QUI A
FAIT LE TOUR DE QUOI ?
L’affaire
Magellan
Romain Bertand
Romain Bertrand est un jeune historien français
spécialiste de l’Indonésie et partisan enthousiaste d’une nouvelle école
historiographique qui se décrit comme « connectée ». Celle-ci impose
de ne pas se limiter aux sources occidentales et d’interroger celles des autres
civilisations qui sont directement concernées par le sujet traité. C’est assurément
un noble objectif auquel on ne peut que souscrire. L’opus se veut une relation,
plus équitable que les récits traditionnels, de la première circumnavigation
attestée de l’histoire : l’expédition de Fernand de Magellan (Fernão de Magalhães v.1480 – 1521) entreprise pour la
couronne d’Espagne en 1519-1522.
Il faut remercier l’historien pour la qualité de son
style souvent littéraire, la richesse du vocabulaire. C’est l’œuvre d’un
érudit. Le texte est complété par un ensemble très explicite de cartes et de
sources tant ibériques (castillanes et portugaises) qu’orientales.
Magellan est mort en brave, à la tête de ses
soldats, le 27 avril 1521 à Mactan lors d’un engagement ridicule qu’il eut pu
parfaitement éviter. Les héros sont trop téméraires. Ils méprisent le danger.
C’est précisément pourquoi le commun des mortels les admire tant. Le navigateur
portugais, en dépit de son caractère très difficile et son manque avéré de
diplomatie, appartient à l’élite du genre humain. La préparation,
l’accomplissement et le succès du périple maritime autour du globe qu’il
organisa et dirigea prouve la dimension exceptionnelle de l’individu.
Cependant, il ne fut pas le premier à faire le tour de la terre puisqu’il
décéda au milieu du voyage. L’exploit, en définitive, revient à Henrique,
l’esclave indonésien du grand capitaine auquel il servit de truchement.
L’interprète recouvrit sa liberté à la mort de Magellan selon la volonté
consignée par ce dernier dans son testament. Il put ainsi retourner chez lui
dans l’une des îles de l’immense archipel indonésien d’où la captivité l’avait
ravi. C’est un clin d’œil de l’histoire qu’un Asiatique redevenant libre fut le
premier homme à faire le tour de la terre grâce au génial projet d’un
navigateur occidental !
L’auteur nous plonge au milieu d’une Insulinde
contemporaine des grandes expéditions maritimes ibériques du début du XVIe
siècle et le lecteur découvre un monde oriental essentiellement musulman mais
flirtant avec l’immense civilisation confucéenne. Nous voici confrontés aux
intérêts commerciaux et diplomatiques divergents de multiples petits ou grand
États que les couronnes de Madrid et Lisbonne viennent bousculer, tout ceci
naturellement au nom de la vraie foi ! L’hypocrisie est patente mais très
équitablement partagée entre tous les protagonistes de la grande tragédie que
constitue l’Histoire. Et c’est bien là que le bât blesse !

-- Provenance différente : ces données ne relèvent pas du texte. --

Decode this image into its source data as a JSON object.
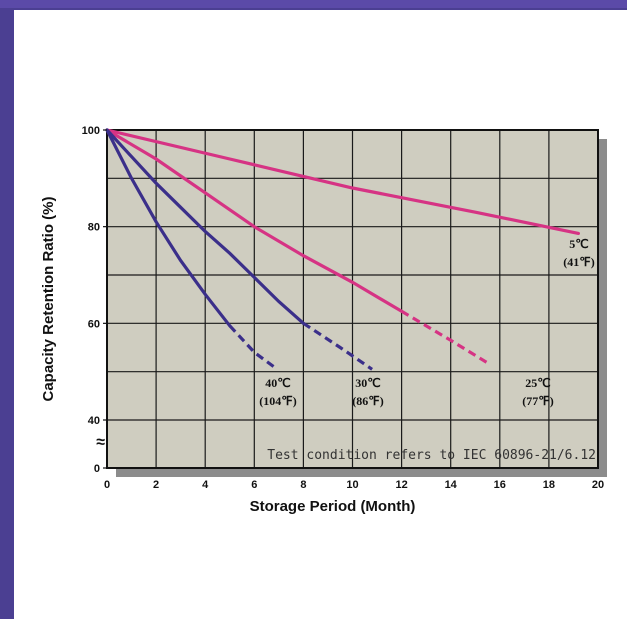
{
  "chart_data": {
    "type": "line",
    "xlabel": "Storage Period (Month)",
    "ylabel": "Capacity Retention Ratio (%)",
    "xlim": [
      0,
      20
    ],
    "ylim_display": [
      40,
      100
    ],
    "x_ticks": [
      "0",
      "2",
      "4",
      "6",
      "8",
      "10",
      "12",
      "14",
      "16",
      "18",
      "20"
    ],
    "y_ticks": [
      "100",
      "80",
      "60",
      "40",
      "0"
    ],
    "y_break_symbol": "≈",
    "grid": true,
    "note": "Test condition refers to IEC 60896-21/6.12",
    "series": [
      {
        "name": "5℃ (41℉)",
        "label_line1": "5℃",
        "label_line2": "(41℉)",
        "color": "#d63384",
        "solid": [
          [
            0,
            100
          ],
          [
            5,
            94
          ],
          [
            10,
            88
          ],
          [
            15,
            83
          ],
          [
            19.2,
            78.6
          ]
        ],
        "dashed": []
      },
      {
        "name": "25℃ (77℉)",
        "label_line1": "25℃",
        "label_line2": "(77℉)",
        "color": "#d63384",
        "solid": [
          [
            0,
            100
          ],
          [
            2,
            94
          ],
          [
            4,
            87
          ],
          [
            6,
            80
          ],
          [
            8,
            74
          ],
          [
            10,
            68.5
          ],
          [
            12,
            62.5
          ]
        ],
        "dashed": [
          [
            12,
            62.5
          ],
          [
            14,
            56.5
          ],
          [
            15.6,
            51.5
          ]
        ]
      },
      {
        "name": "30℃ (86℉)",
        "label_line1": "30℃",
        "label_line2": "(86℉)",
        "color": "#3b2f8a",
        "solid": [
          [
            0,
            100
          ],
          [
            1,
            94.5
          ],
          [
            2,
            89
          ],
          [
            3,
            84
          ],
          [
            4,
            79
          ],
          [
            5,
            74.5
          ],
          [
            6,
            69.5
          ],
          [
            7,
            64.5
          ],
          [
            8,
            60
          ]
        ],
        "dashed": [
          [
            8,
            60
          ],
          [
            9.5,
            55
          ],
          [
            10.8,
            50.5
          ]
        ]
      },
      {
        "name": "40℃ (104℉)",
        "label_line1": "40℃",
        "label_line2": "(104℉)",
        "color": "#3b2f8a",
        "solid": [
          [
            0,
            100
          ],
          [
            1,
            90
          ],
          [
            2,
            81
          ],
          [
            3,
            73
          ],
          [
            4,
            66
          ],
          [
            5,
            59.5
          ]
        ],
        "dashed": [
          [
            5,
            59.5
          ],
          [
            6,
            54
          ],
          [
            6.8,
            51
          ]
        ]
      }
    ]
  }
}
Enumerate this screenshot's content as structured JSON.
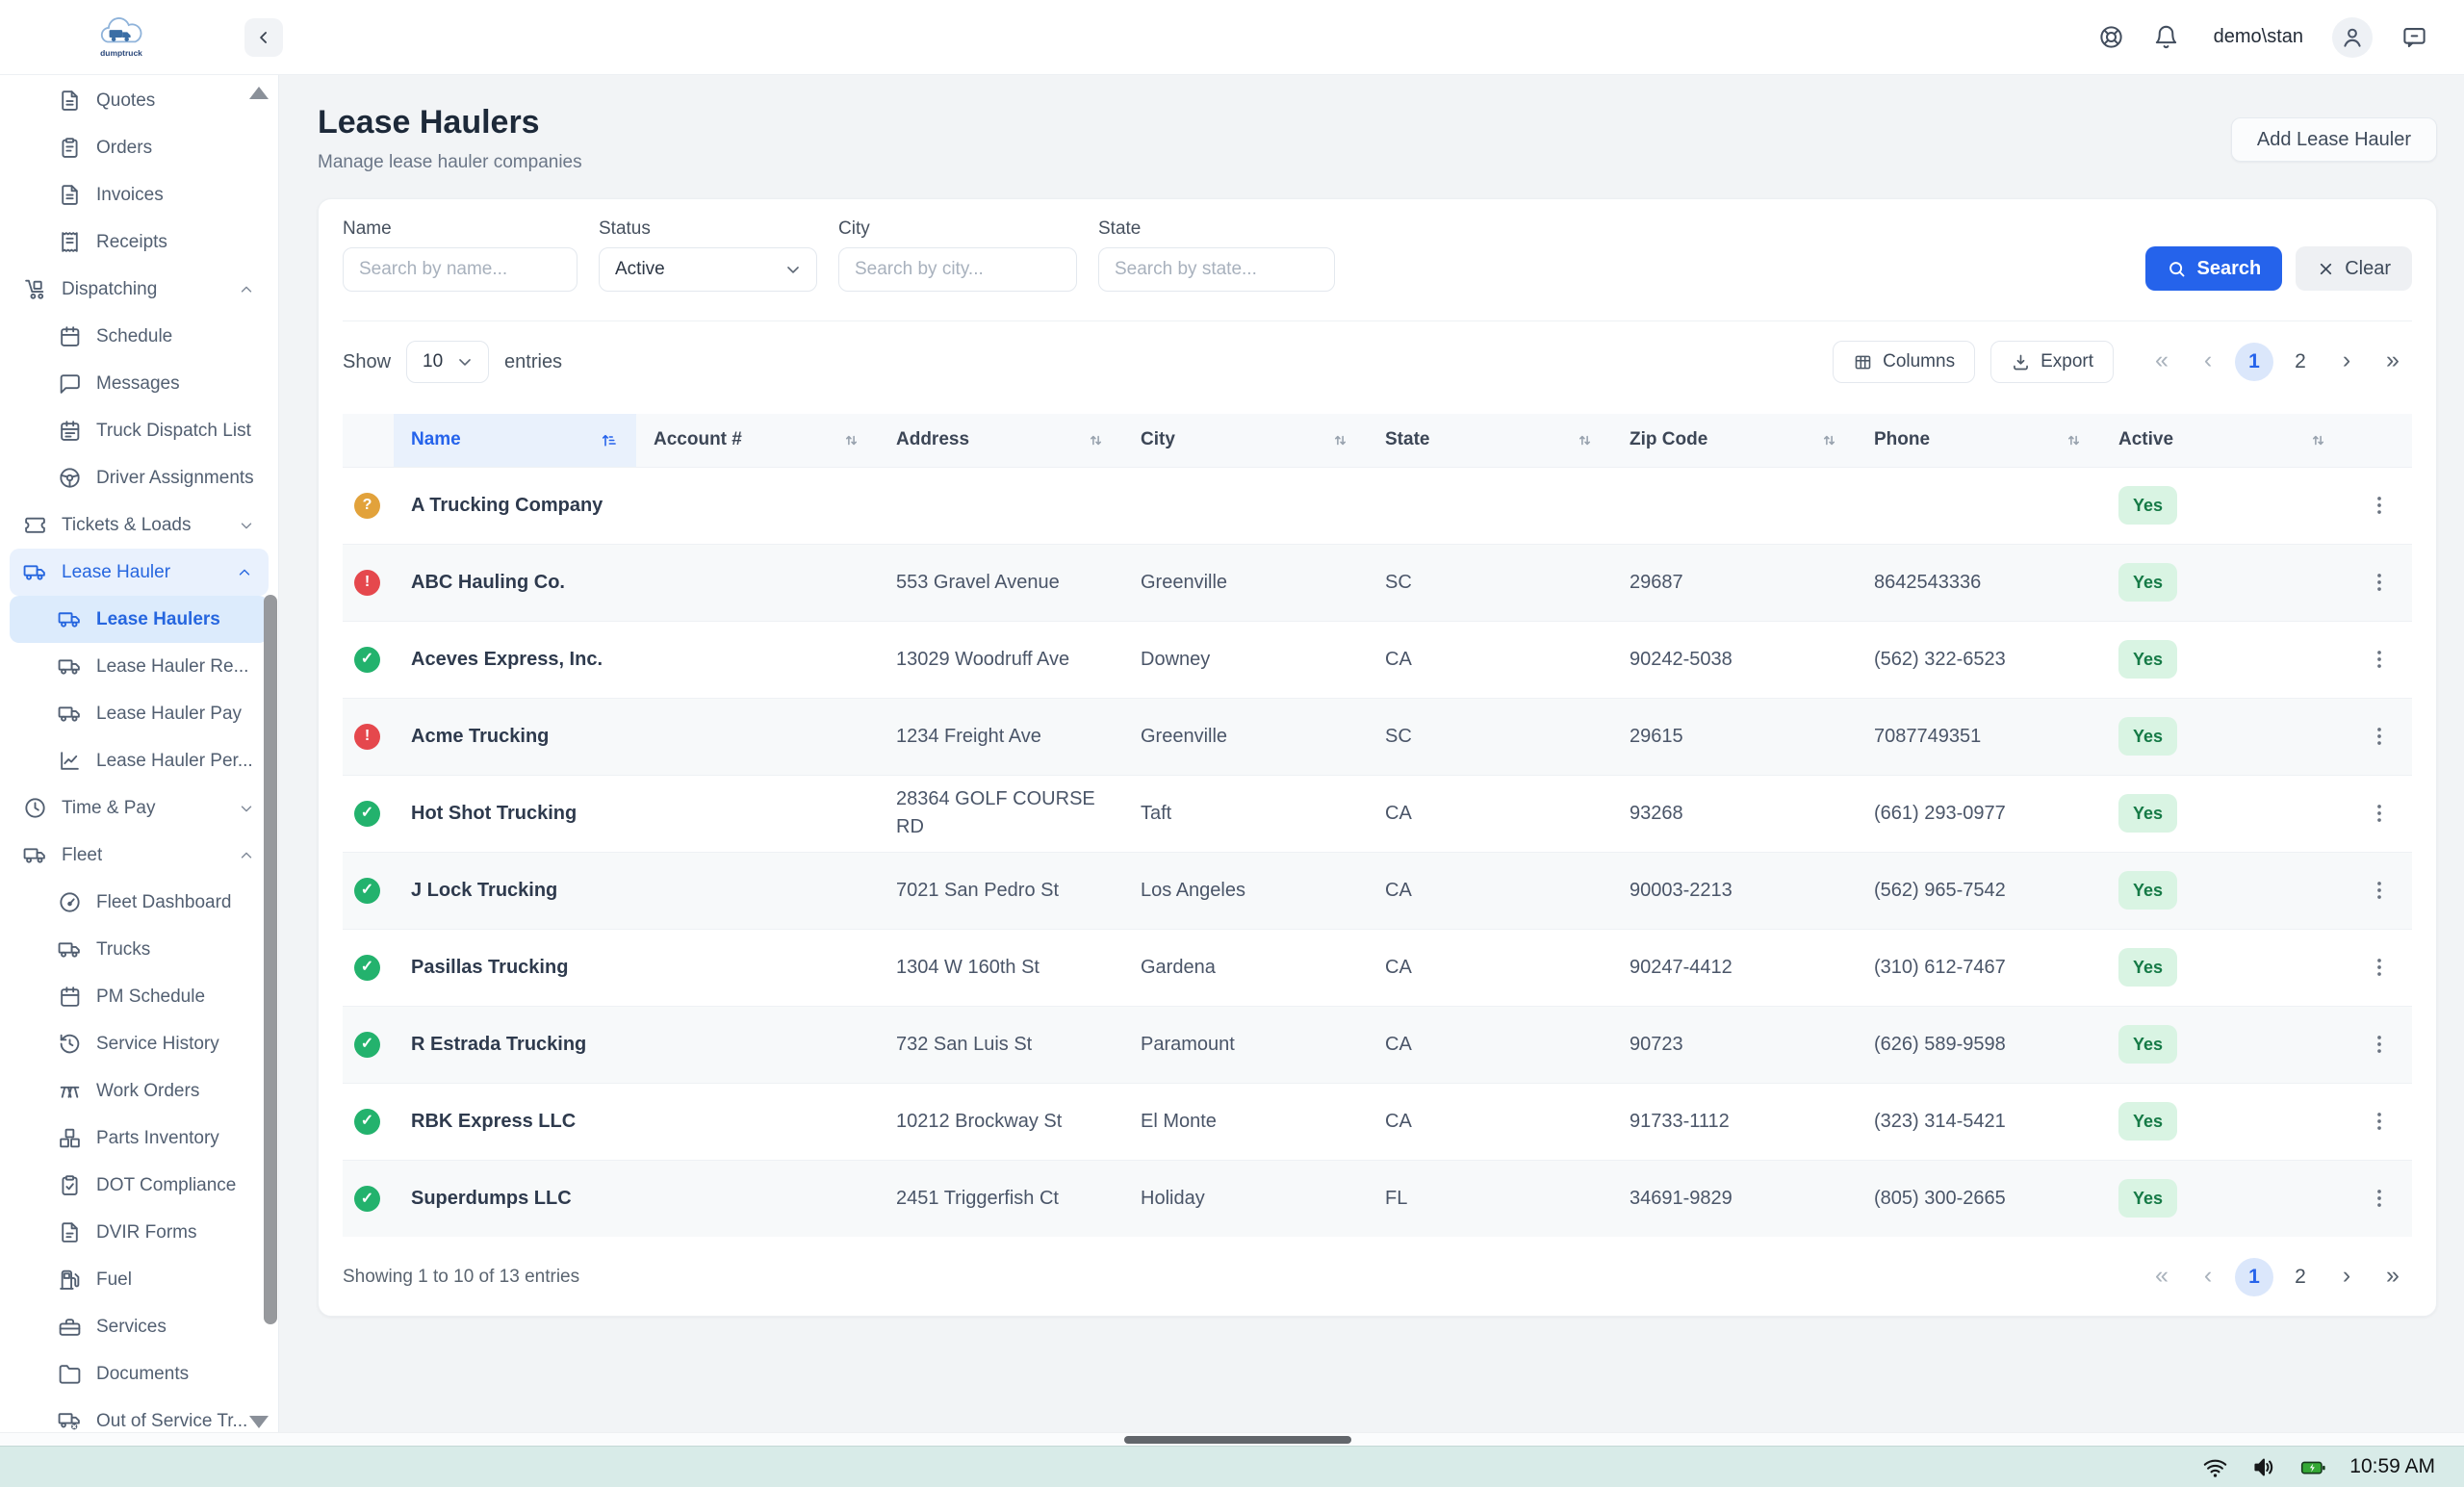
{
  "header": {
    "logo_text": "dumptruck",
    "user": "demo\\stan"
  },
  "sidebar": {
    "items": [
      {
        "label": "Quotes",
        "icon": "file-text",
        "sub": true
      },
      {
        "label": "Orders",
        "icon": "clipboard",
        "sub": true
      },
      {
        "label": "Invoices",
        "icon": "file-invoice",
        "sub": true
      },
      {
        "label": "Receipts",
        "icon": "receipt",
        "sub": true
      },
      {
        "label": "Dispatching",
        "icon": "dolly",
        "parent": true,
        "expanded": true
      },
      {
        "label": "Schedule",
        "icon": "calendar",
        "sub": true
      },
      {
        "label": "Messages",
        "icon": "chat",
        "sub": true
      },
      {
        "label": "Truck Dispatch List",
        "icon": "calendar-list",
        "sub": true
      },
      {
        "label": "Driver Assignments",
        "icon": "steering",
        "sub": true
      },
      {
        "label": "Tickets & Loads",
        "icon": "ticket",
        "parent": true,
        "expanded": false
      },
      {
        "label": "Lease Hauler",
        "icon": "truck",
        "parent": true,
        "expanded": true,
        "highlighted": true
      },
      {
        "label": "Lease Haulers",
        "icon": "truck",
        "sub": true,
        "active": true
      },
      {
        "label": "Lease Hauler Re...",
        "icon": "truck",
        "sub": true
      },
      {
        "label": "Lease Hauler Pay",
        "icon": "truck",
        "sub": true
      },
      {
        "label": "Lease Hauler Per...",
        "icon": "chart",
        "sub": true
      },
      {
        "label": "Time & Pay",
        "icon": "clock",
        "parent": true,
        "expanded": false
      },
      {
        "label": "Fleet",
        "icon": "truck",
        "parent": true,
        "expanded": true
      },
      {
        "label": "Fleet Dashboard",
        "icon": "gauge",
        "sub": true
      },
      {
        "label": "Trucks",
        "icon": "truck",
        "sub": true
      },
      {
        "label": "PM Schedule",
        "icon": "calendar",
        "sub": true
      },
      {
        "label": "Service History",
        "icon": "history",
        "sub": true
      },
      {
        "label": "Work Orders",
        "icon": "bench",
        "sub": true
      },
      {
        "label": "Parts Inventory",
        "icon": "boxes",
        "sub": true
      },
      {
        "label": "DOT Compliance",
        "icon": "clipboard-check",
        "sub": true
      },
      {
        "label": "DVIR Forms",
        "icon": "file",
        "sub": true
      },
      {
        "label": "Fuel",
        "icon": "fuel",
        "sub": true
      },
      {
        "label": "Services",
        "icon": "toolbox",
        "sub": true
      },
      {
        "label": "Documents",
        "icon": "folder",
        "sub": true
      },
      {
        "label": "Out of Service Tr...",
        "icon": "truck-x",
        "sub": true
      }
    ]
  },
  "page": {
    "title": "Lease Haulers",
    "subtitle": "Manage lease hauler companies",
    "add_button": "Add Lease Hauler"
  },
  "filters": {
    "name": {
      "label": "Name",
      "placeholder": "Search by name..."
    },
    "status": {
      "label": "Status",
      "value": "Active"
    },
    "city": {
      "label": "City",
      "placeholder": "Search by city..."
    },
    "state": {
      "label": "State",
      "placeholder": "Search by state..."
    },
    "search_label": "Search",
    "clear_label": "Clear"
  },
  "toolbar": {
    "show_label": "Show",
    "page_size": "10",
    "entries_label": "entries",
    "columns_label": "Columns",
    "export_label": "Export"
  },
  "pagination": {
    "icons": {
      "first": "«",
      "prev": "‹",
      "next": "›",
      "last": "»"
    },
    "pages": [
      "1",
      "2"
    ],
    "current": "1"
  },
  "table": {
    "columns": [
      "Name",
      "Account #",
      "Address",
      "City",
      "State",
      "Zip Code",
      "Phone",
      "Active"
    ],
    "rows": [
      {
        "status": "warning",
        "name": "A Trucking Company",
        "account": "",
        "address": "",
        "city": "",
        "state": "",
        "zip": "",
        "phone": "",
        "active": "Yes"
      },
      {
        "status": "error",
        "name": "ABC Hauling Co.",
        "account": "",
        "address": "553 Gravel Avenue",
        "city": "Greenville",
        "state": "SC",
        "zip": "29687",
        "phone": "8642543336",
        "active": "Yes"
      },
      {
        "status": "ok",
        "name": "Aceves Express, Inc.",
        "account": "",
        "address": "13029 Woodruff Ave",
        "city": "Downey",
        "state": "CA",
        "zip": "90242-5038",
        "phone": "(562) 322-6523",
        "active": "Yes"
      },
      {
        "status": "error",
        "name": "Acme Trucking",
        "account": "",
        "address": "1234 Freight Ave",
        "city": "Greenville",
        "state": "SC",
        "zip": "29615",
        "phone": "7087749351",
        "active": "Yes"
      },
      {
        "status": "ok",
        "name": "Hot Shot Trucking",
        "account": "",
        "address": "28364 GOLF COURSE RD",
        "city": "Taft",
        "state": "CA",
        "zip": "93268",
        "phone": "(661) 293-0977",
        "active": "Yes"
      },
      {
        "status": "ok",
        "name": "J Lock Trucking",
        "account": "",
        "address": "7021 San Pedro St",
        "city": "Los Angeles",
        "state": "CA",
        "zip": "90003-2213",
        "phone": "(562) 965-7542",
        "active": "Yes"
      },
      {
        "status": "ok",
        "name": "Pasillas Trucking",
        "account": "",
        "address": "1304 W 160th St",
        "city": "Gardena",
        "state": "CA",
        "zip": "90247-4412",
        "phone": "(310) 612-7467",
        "active": "Yes"
      },
      {
        "status": "ok",
        "name": "R Estrada Trucking",
        "account": "",
        "address": "732 San Luis St",
        "city": "Paramount",
        "state": "CA",
        "zip": "90723",
        "phone": "(626) 589-9598",
        "active": "Yes"
      },
      {
        "status": "ok",
        "name": "RBK Express LLC",
        "account": "",
        "address": "10212 Brockway St",
        "city": "El Monte",
        "state": "CA",
        "zip": "91733-1112",
        "phone": "(323) 314-5421",
        "active": "Yes"
      },
      {
        "status": "ok",
        "name": "Superdumps LLC",
        "account": "",
        "address": "2451 Triggerfish Ct",
        "city": "Holiday",
        "state": "FL",
        "zip": "34691-9829",
        "phone": "(805) 300-2665",
        "active": "Yes"
      }
    ],
    "footer": "Showing 1 to 10 of 13 entries"
  },
  "taskbar": {
    "time": "10:59 AM"
  },
  "colors": {
    "accent": "#2563eb",
    "status_ok": "#23b26d",
    "status_warning": "#e2a23b",
    "status_error": "#e5484d",
    "badge_bg": "#d9f4e3",
    "badge_fg": "#157a46"
  }
}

À lire Romain Bertrand, on comprend vite qu’il
n’aime pas ces intrus européens. On peut même parler de détestation. Celle-ci,
hélas, lui retire tout esprit critique vis-à-vis de la grande épopée du
Portugais auquel il ne trouve que des défauts tandis que tout le reste de
l’humanité – pourvue qu’elle ne soit pas blanche – se trouve parée de toutes
les vertus. Curieux récit finalement que celui qui oppose les vilains Espagnols
et Portugais, aux bons Patagons, ingénieux Indonésiens et civilisés
Chinois !
Quel dommage qu’un esprit si cultivé cède ainsi à la
tentation du « wokisme ».
Ainsi, dès le début de son travail (p. 13) l’auteur
définit les Lusiades (Os Lusíadas) de Luís de Camões (1524 ou
1525 – vers 1580) comme un « monument de patriotisme
pleurnichard » ! Rappelons qu’il s’agit tout de même d’un des plus
magnifiques monuments littéraires de l’Humanité Pareille affirmation est d’un
ridicule achevé et inutilement méchante. Il fallait oser écrire une telle
ineptie. L’auteur a osé. C’est dire à quel degré de petitesse morale Monsieur
Bertrand s’est abaissé. Honte à lui !
Winston
Belmonte
Verdier, (11220 Lagrasse, France), dépôt légal : mars 2020, 14,50 €
143 p. = Texte (5 chapitres appelés « épisodes » = 87 p.) + Références et documentation + Carte générale et cartes par épisodes + Remerciements + Table des matières.